In the first six months of this year, industry M&A activity hit an estimated $4.5 billion, according to data from Sayer Energy Advisors.

The recent flurry of deal-making has been driven by oil prices stabilizing in the range of US$95 to $100 a barrel in recent months, narrowing the gap between what sellers are asking for their properties and what bidders are willing to pay, said Sayer president Tom Pavic.

“Once you see stability, that is when you’re able to get transactions done, where buyers and sellers are able to meet,” Pavic said.

Commodity prices have been strong this year, although oil markets have dipped recently.

After a surge to start the year following Russia’s invasion of Ukraine, benchmark West Texas Intermediate crude prices have dropped from $117 a barrel in early June to close Wednesday at $90.66, down $3.76 on the day.

Fears of a global recession and growing inventory levels have weighed on the market recently. At Wednesday’s meeting of OPEC+, the cartel and its allies (including Russia) agreed to increase production in September, but only by an additional 100,000 bpd.

“It’s a barely perceptible nod to (U.S.) President (Joe) Biden — and other consumer countries — that have asked OPEC to produce more oil, and they clearly are very reluctant to do that,” said Bill Farren-Price, a director at consultancy Enverus Intelligence Research.

While oil and gas markets gyrate, some shoppers of Canadian energy assets have remained patient.

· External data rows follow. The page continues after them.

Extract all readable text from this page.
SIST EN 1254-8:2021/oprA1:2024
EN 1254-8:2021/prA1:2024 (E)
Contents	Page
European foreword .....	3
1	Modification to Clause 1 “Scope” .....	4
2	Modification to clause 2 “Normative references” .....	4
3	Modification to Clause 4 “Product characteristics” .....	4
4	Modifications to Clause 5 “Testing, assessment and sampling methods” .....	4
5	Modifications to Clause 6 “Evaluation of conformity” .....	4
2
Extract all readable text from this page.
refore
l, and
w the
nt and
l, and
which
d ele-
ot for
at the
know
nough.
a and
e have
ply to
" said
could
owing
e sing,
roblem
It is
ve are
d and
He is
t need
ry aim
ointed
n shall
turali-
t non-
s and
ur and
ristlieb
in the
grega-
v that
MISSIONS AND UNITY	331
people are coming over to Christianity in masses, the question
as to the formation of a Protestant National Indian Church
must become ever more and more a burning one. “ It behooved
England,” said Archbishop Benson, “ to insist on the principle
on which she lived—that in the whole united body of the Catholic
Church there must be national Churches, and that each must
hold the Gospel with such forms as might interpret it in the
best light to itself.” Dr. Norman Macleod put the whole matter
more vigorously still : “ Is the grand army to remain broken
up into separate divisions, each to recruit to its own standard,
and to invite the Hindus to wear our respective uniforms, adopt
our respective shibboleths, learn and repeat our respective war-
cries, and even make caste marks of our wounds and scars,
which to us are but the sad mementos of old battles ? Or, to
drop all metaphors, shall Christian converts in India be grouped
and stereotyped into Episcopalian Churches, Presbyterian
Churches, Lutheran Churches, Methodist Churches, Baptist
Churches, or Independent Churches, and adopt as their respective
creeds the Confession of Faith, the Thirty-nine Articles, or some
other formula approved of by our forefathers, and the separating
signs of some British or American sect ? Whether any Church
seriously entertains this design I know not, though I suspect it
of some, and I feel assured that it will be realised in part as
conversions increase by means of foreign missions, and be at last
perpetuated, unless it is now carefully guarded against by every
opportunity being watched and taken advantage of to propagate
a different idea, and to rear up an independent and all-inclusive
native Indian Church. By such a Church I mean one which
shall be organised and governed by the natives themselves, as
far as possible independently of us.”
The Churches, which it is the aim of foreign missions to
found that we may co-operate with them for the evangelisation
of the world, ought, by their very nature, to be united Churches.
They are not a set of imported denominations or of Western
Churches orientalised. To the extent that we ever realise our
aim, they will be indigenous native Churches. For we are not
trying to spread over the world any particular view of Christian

“We are actively looking at things; we’ve been in several bid processes,” said Cardinal Energy CEO Scott Ratushny.

“We don’t need to buy anything and I think that seems to be a general consensus in industry now. We’ve got 10 years’ worth of drilling inventory so there’s no real impetus to buy something unless it’s a good deal.”

At Deltastream, Tang is also looking for a good deal for his investors, with bids expected to arrive in mid-August.

The company’s high-quality assets in the Clearwater play in northwest Alberta have sparked interest from prospective buyers across North America that was “three times more than I expected,” he said.

“We don’t have to sell,” Tang said.

“If nobody buys us and pays a premium, we will just march on with our five-year plan, but we decided after eight years now, it’s a good time to test the market — and the market is relatively strong.”

Chris Varcoe is a Calgary Herald columnist.